We share the High Commissioner’s concerns over the impact repeated ceasefire violations in eastern Ukraine have on civilians’ lives. The use by all sides to the conflict of heavy weapons in residential areas of conflict-affected regions continues to endanger civilians and damage civilian infrastructure, including schools and hospitals. We urge the Ukrainian government to endorse the Safe Schools Declaration and take concrete measures to deter the military use of schools.
We welcome the steps Ukrainian authorities have taken to facilitate civilians’ crossing of the line of contact in eastern Ukraine. But some crossing points remain extremely difficult for civilians, as do those controlled by Russia-backed armed groups.
Complete impunity continues for secret detention and torture of civilians in Ukraine’s Security Service (SBU) and authorities of the self-proclaimed Donetsk and Luhansk people’s republics. Ukraine’s military prosecutor should prioritize and oversee investigations into such allegations, and Ukraine’s international partners should ensure that it does.

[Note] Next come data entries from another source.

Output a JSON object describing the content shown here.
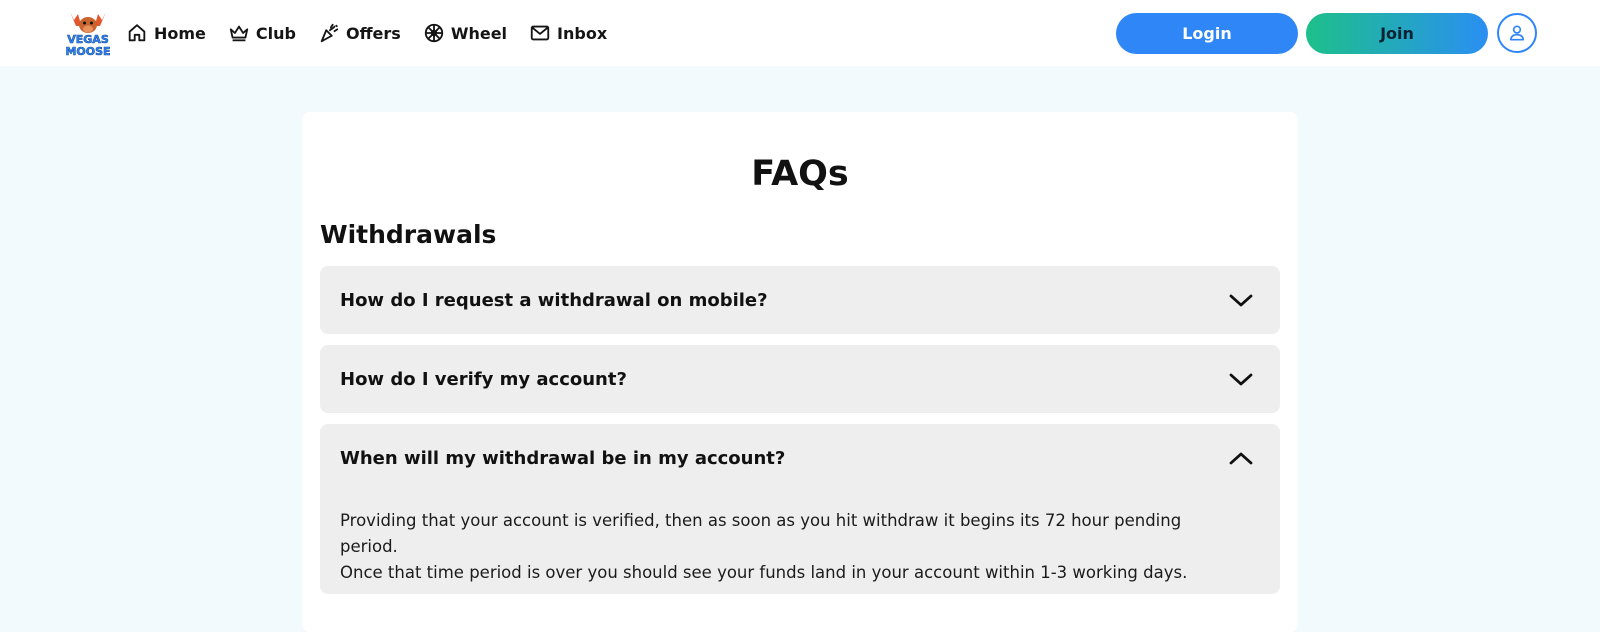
{
  "header": {
    "logo": {
      "line1": "VEGAS",
      "line2": "MOOSE",
      "icon": "moose-logo"
    },
    "nav": [
      {
        "label": "Home",
        "icon": "home-icon"
      },
      {
        "label": "Club",
        "icon": "crown-icon"
      },
      {
        "label": "Offers",
        "icon": "party-popper-icon"
      },
      {
        "label": "Wheel",
        "icon": "wheel-icon"
      },
      {
        "label": "Inbox",
        "icon": "envelope-icon"
      }
    ],
    "login_label": "Login",
    "join_label": "Join",
    "profile_icon": "user-icon"
  },
  "page": {
    "title": "FAQs",
    "section": "Withdrawals",
    "faqs": [
      {
        "question": "How do I request a withdrawal on mobile?",
        "expanded": false
      },
      {
        "question": "How do I verify my account?",
        "expanded": false
      },
      {
        "question": "When will my withdrawal be in my account?",
        "expanded": true,
        "answer_line1": "Providing that your account is verified, then as soon as you hit withdraw it begins its 72 hour pending period.",
        "answer_line2": "Once that time period is over you should see your funds land in your account within 1-3 working days."
      }
    ]
  },
  "colors": {
    "background": "#f3fafd",
    "login_button": "#2f86f6",
    "join_gradient_start": "#1dc08a",
    "join_gradient_end": "#2a8ff2",
    "faq_panel": "#eeeeee"
  }
}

The Ukrainian government has taken actions that restrict media pluralism and freedom of association and are excessive and disproportionate to legitimate security concerns. Two July draft laws propose obligatory public reporting for independent groups and their service providers that is overreaching and unnecessary. These drafts should be rejected. Has the High Commissioner’s office raised concern about the draft laws with the government?
We continue to document the persecution of pro-Ukraine activists and the Crimean Tatar community in Russia-occupied Crimea. We are appalled by the September 11 prison sentence for Crimean Tatar leader Akhtem Chiygoz, and call on authorities exercising effective control in Crimea to release him and end persecution of critics.
Finally, we urge Ukraine’s international partners to make clear to the authorities that their successful partnership can be based only on Ukraine’s respect for human rights and the rule of law. At this Council, and during Ukraine’s 2017 UPR, states should call on the government to reject undemocratic regulations, advance human rights reforms, and fully investigate allegations of arbitrary detention and torture.